Typically I would agree that "not rated" and "not suitable" are not interchangeable. However, with respect to adaptive riding, this is not the case because a rider not knowing if a trail is suitable can result in significant safety issues for the rider who can easily get stuck or stranded without proper support. This phrasing was selected intentionally to emphasize that adaptive rides should have trails evaluated and rated to determine suitability prior to making assumptions about rideability. In short, this is an intentional emphasis on safety over pure accuracy that is very situational to adaptive sports specifically and not 'typical' from a non-disabled evaluation standpoint. I'm open to discussion on this and I'm not saying that your evaluation is wrong it isn't I'm just pointing out there was thought and intention put into the specific phrasing used to emphasize safety third, if safety was first then we wouldn't have adaptive riders. --JPinAR (talk) 14:57, 20 July 2022 (UTC)
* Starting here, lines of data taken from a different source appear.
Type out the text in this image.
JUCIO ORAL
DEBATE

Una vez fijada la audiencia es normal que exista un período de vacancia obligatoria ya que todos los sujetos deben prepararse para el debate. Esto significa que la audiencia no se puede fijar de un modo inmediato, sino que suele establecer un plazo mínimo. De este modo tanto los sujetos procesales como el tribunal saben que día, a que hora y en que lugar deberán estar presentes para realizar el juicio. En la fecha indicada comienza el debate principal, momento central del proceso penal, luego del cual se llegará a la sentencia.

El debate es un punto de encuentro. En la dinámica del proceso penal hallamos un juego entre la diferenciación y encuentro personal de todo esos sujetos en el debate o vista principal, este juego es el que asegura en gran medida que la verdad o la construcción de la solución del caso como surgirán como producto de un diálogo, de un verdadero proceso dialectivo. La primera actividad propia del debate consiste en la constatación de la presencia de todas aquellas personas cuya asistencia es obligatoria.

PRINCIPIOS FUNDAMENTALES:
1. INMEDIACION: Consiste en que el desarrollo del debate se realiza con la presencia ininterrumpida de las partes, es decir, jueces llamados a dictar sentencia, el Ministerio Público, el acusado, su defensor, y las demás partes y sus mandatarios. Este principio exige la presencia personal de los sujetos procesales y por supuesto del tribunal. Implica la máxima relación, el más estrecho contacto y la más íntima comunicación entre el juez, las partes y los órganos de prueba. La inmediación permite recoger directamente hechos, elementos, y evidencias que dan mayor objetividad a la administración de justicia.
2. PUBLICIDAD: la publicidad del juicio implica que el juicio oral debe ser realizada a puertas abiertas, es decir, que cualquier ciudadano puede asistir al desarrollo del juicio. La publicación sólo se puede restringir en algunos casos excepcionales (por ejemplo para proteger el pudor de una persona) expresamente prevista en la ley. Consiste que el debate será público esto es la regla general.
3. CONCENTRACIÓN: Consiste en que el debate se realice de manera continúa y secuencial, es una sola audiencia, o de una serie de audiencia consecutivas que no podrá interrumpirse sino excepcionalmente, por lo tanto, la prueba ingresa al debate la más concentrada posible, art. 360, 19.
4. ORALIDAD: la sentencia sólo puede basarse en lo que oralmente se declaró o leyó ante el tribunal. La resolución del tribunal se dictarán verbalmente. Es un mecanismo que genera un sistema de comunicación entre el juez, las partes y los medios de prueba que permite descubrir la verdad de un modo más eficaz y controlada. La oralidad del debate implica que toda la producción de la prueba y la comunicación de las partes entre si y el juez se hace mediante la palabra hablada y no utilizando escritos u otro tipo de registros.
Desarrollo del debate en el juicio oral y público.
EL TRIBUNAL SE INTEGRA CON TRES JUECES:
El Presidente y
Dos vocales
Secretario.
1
An end user is free to interpret the absence of an "mtb:scale:amtb" key as meaning "not suitable", but without an explicit "not suitable" value, mappers have no way of indicating if a trail has been surveyed or not. (You can't use an explicit "not surveyed" value, because when someone adds a trail to the map, it doesn't have values for any key other than the one marking it as a trail.) --Carnildo (talk) 17:36, 20 July 2022 (UTC)
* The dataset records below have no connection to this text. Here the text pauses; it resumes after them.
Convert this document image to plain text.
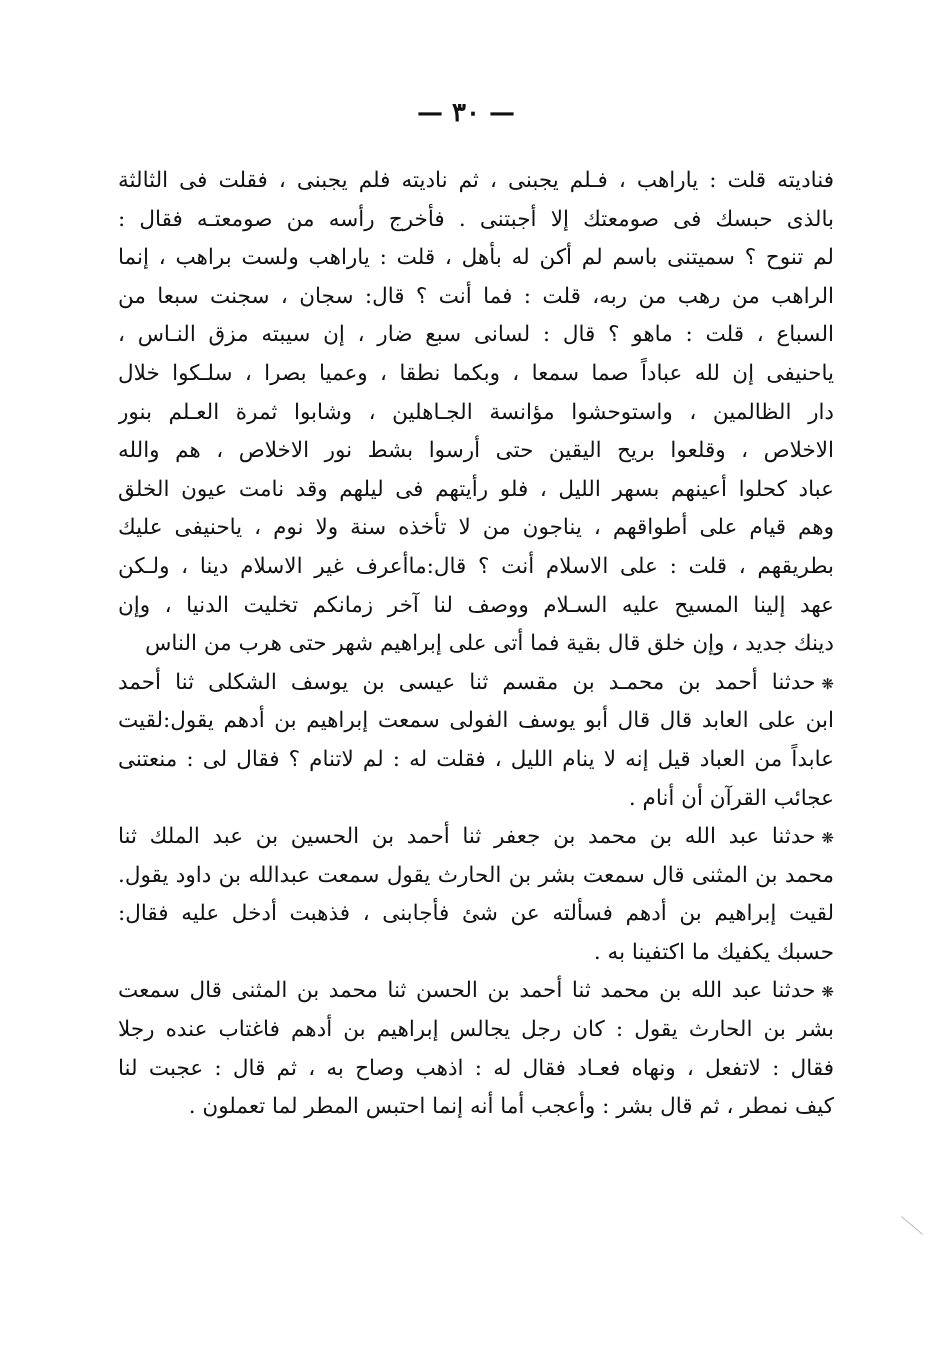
— ٣٠ —
فناديته قلت : ياراهب ، فـلم يجبنى ، ثم ناديته فلم يجبنى ، فقلت فى الثالثة
بالذى حبسك فى صومعتك إلا أجبتنى . فأخرج رأسه من صومعتـه فقال :
لم تنوح ؟ سميتنى باسم لم أكن له بأهل ، قلت : ياراهب ولست براهب ، إنما
الراهب من رهب من ربه، قلت : فما أنت ؟ قال: سجان ، سجنت سبعا من
السباع ، قلت : ماهو ؟ قال : لسانى سبع ضار ، إن سيبته مزق النـاس ،
ياحنيفى إن لله عباداً صما سمعا ، وبكما نطقا ، وعميا بصرا ، سلـكوا خلال
دار الظالمين ، واستوحشوا مؤانسة الجـاهلين ، وشابوا ثمرة العـلم بنور
الاخلاص ، وقلعوا بريح اليقين حتى أرسوا بشط نور الاخلاص ، هم والله
عباد كحلوا أعينهم بسهر الليل ، فلو رأيتهم فى ليلهم وقد نامت عيون الخلق
وهم قيام على أطواقهم ، يناجون من لا تأخذه سنة ولا نوم ، ياحنيفى عليك
بطريقهم ، قلت : على الاسلام أنت ؟ قال:ماأعرف غير الاسلام دينا ، ولـكن
عهد إلينا المسيح عليه السـلام ووصف لنا آخر زمانكم تخليت الدنيا ، وإن
دينك جديد ، وإن خلق قال بقية فما أتى على إبراهيم شهر حتى هرب من الناس
❋حدثنا أحمد بن محمـد بن مقسم ثنا عيسى بن يوسف الشكلى ثنا أحمد
ابن على العابد قال قال أبو يوسف الفولى سمعت إبراهيم بن أدهم يقول:لقيت
عابداً من العباد قيل إنه لا ينام الليل ، فقلت له : لم لاتنام ؟ فقال لى : منعتنى
عجائب القرآن أن أنام .
❋حدثنا عبد الله بن محمد بن جعفر ثنا أحمد بن الحسين بن عبد الملك ثنا
محمد بن المثنى قال سمعت بشر بن الحارث يقول سمعت عبدالله بن داود يقول.
لقيت إبراهيم بن أدهم فسألته عن شئ فأجابنى ، فذهبت أدخل عليه فقال:
حسبك يكفيك ما اكتفينا به .
❋حدثنا عبد الله بن محمد ثنا أحمد بن الحسن ثنا محمد بن المثنى قال سمعت
بشر بن الحارث يقول : كان رجل يجالس إبراهيم بن أدهم فاغتاب عنده رجلا
فقال : لاتفعل ، ونهاه فعـاد فقال له : اذهب وصاح به ، ثم قال : عجبت لنا
كيف نمطر ، ثم قال بشر : وأعجب أما أنه إنما احتبس المطر لما تعملون .
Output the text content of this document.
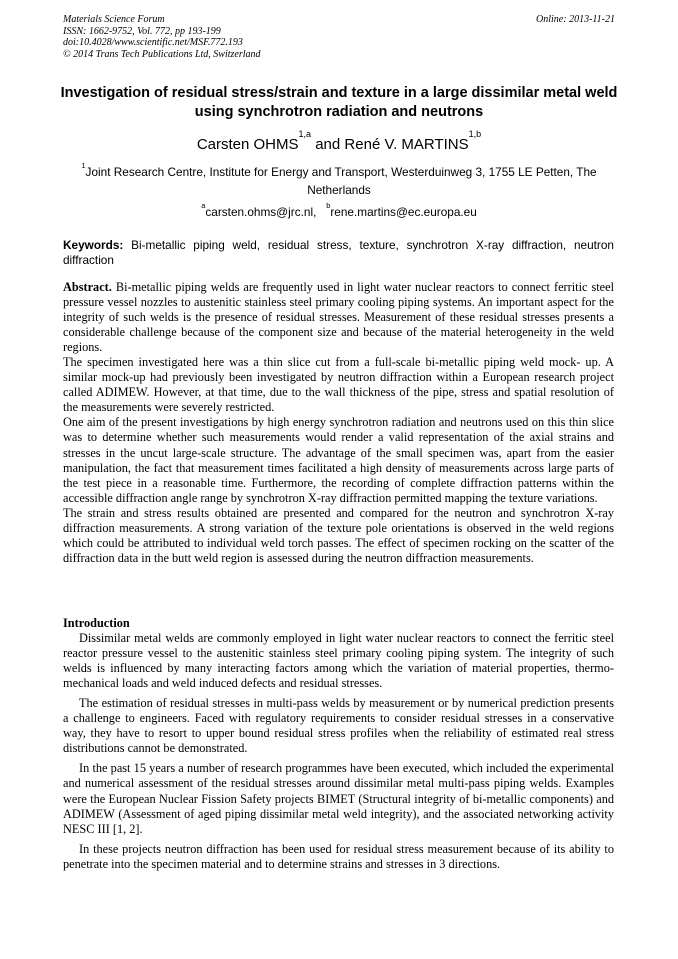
Materials Science Forum
ISSN: 1662-9752, Vol. 772, pp 193-199
doi:10.4028/www.scientific.net/MSF.772.193
© 2014 Trans Tech Publications Ltd, Switzerland
Online: 2013-11-21
Investigation of residual stress/strain and texture in a large dissimilar metal weld using synchrotron radiation and neutrons
Carsten OHMS$^{1,a}$ and René V. MARTINS$^{1,b}$
$^1$Joint Research Centre, Institute for Energy and Transport, Westerduinweg 3, 1755 LE Petten, The Netherlands
$^a$carsten.ohms@jrc.nl, $^b$rene.martins@ec.europa.eu
Keywords: Bi-metallic piping weld, residual stress, texture, synchrotron X-ray diffraction, neutron diffraction

Abstract. Bi-metallic piping welds are frequently used in light water nuclear reactors to connect ferritic steel pressure vessel nozzles to austenitic stainless steel primary cooling piping systems. An important aspect for the integrity of such welds is the presence of residual stresses. Measurement of these residual stresses presents a considerable challenge because of the component size and because of the material heterogeneity in the weld regions.

The specimen investigated here was a thin slice cut from a full-scale bi-metallic piping weld mock- up. A similar mock-up had previously been investigated by neutron diffraction within a European research project called ADIMEW. However, at that time, due to the wall thickness of the pipe, stress and spatial resolution of the measurements were severely restricted.

One aim of the present investigations by high energy synchrotron radiation and neutrons used on this thin slice was to determine whether such measurements would render a valid representation of the axial strains and stresses in the uncut large-scale structure. The advantage of the small specimen was, apart from the easier manipulation, the fact that measurement times facilitated a high density of measurements across large parts of the test piece in a reasonable time. Furthermore, the recording of complete diffraction patterns within the accessible diffraction angle range by synchrotron X-ray diffraction permitted mapping the texture variations.

The strain and stress results obtained are presented and compared for the neutron and synchrotron X-ray diffraction measurements. A strong variation of the texture pole orientations is observed in the weld regions which could be attributed to individual weld torch passes. The effect of specimen rocking on the scatter of the diffraction data in the butt weld region is assessed during the neutron diffraction measurements.

Introduction

Dissimilar metal welds are commonly employed in light water nuclear reactors to connect the ferritic steel reactor pressure vessel to the austenitic stainless steel primary cooling piping system. The integrity of such welds is influenced by many interacting factors among which the variation of material properties, thermo-mechanical loads and weld induced defects and residual stresses.

The estimation of residual stresses in multi-pass welds by measurement or by numerical prediction presents a challenge to engineers. Faced with regulatory requirements to consider residual stresses in a conservative way, they have to resort to upper bound residual stress profiles when the reliability of estimated real stress distributions cannot be demonstrated.

In the past 15 years a number of research programmes have been executed, which included the experimental and numerical assessment of the residual stresses around dissimilar metal multi-pass piping welds. Examples were the European Nuclear Fission Safety projects BIMET (Structural integrity of bi-metallic components) and ADIMEW (Assessment of aged piping dissimilar metal weld integrity), and the associated networking activity NESC III [1, 2].

In these projects neutron diffraction has been used for residual stress measurement because of its ability to penetrate into the specimen material and to determine strains and stresses in 3 directions.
Carnildo I went back to the TrailForks and Unpavement project staff and they have adjusted the rating system to drop the 0 rating for paved ADA accessible and focused on the strictly can you ride the trail and with how much support system. They did however recognize that in order to keep people from evaluating trails that do not meet the definition of Mountain Biking they have started adding to their trail blogs not ridable and the somewhat subjective line in the same between Mountain Biking and Mountaineering is if support is needed for greater than 20% of the trail then the trail has ceased to be adaptive Mountain Biking and has become adaptive Mountaineering. With this change in recognition and with improved definitions of where the line should be drawn I went ahead and added mtb:scale:amtb=no. I also added that if a trail is not rated that adaptive riders should never ride a new single track without support. Please let me know if you have any more feedback on this proposal as this was good feedback and something the adaptive MTB community already was working through in changing the rating system. (These changes haven't made their way to TrailForks and there are some new tags for all-inclusive and requiring technical skills to further dial in the "what amount of support is needed" question even further.
Drwelby Following up on the above discussion of mtb:scale:amtb=no: is that 20% of distance, or time? If a trail were built that was downhill tech that needed 30% of spotting but has been engineered both for the rider and the spotter, does that fit with an absolute "no" tag? Or should "no" be reserved for cases where support is not possible or safe: i.e. winching need for a steep uphill section, or spotting on an exposed slope where the spotter is in an equally dangerous position? Clearly we have subjectivity to work around but I'm wondering if the line here should be less subjective? So "3" is "support required and practical for both rider and cycling-related support" and "no" is "support is required but can not be accomplished in a manner that is safe or requires additional expertise in adaptive mountaineering".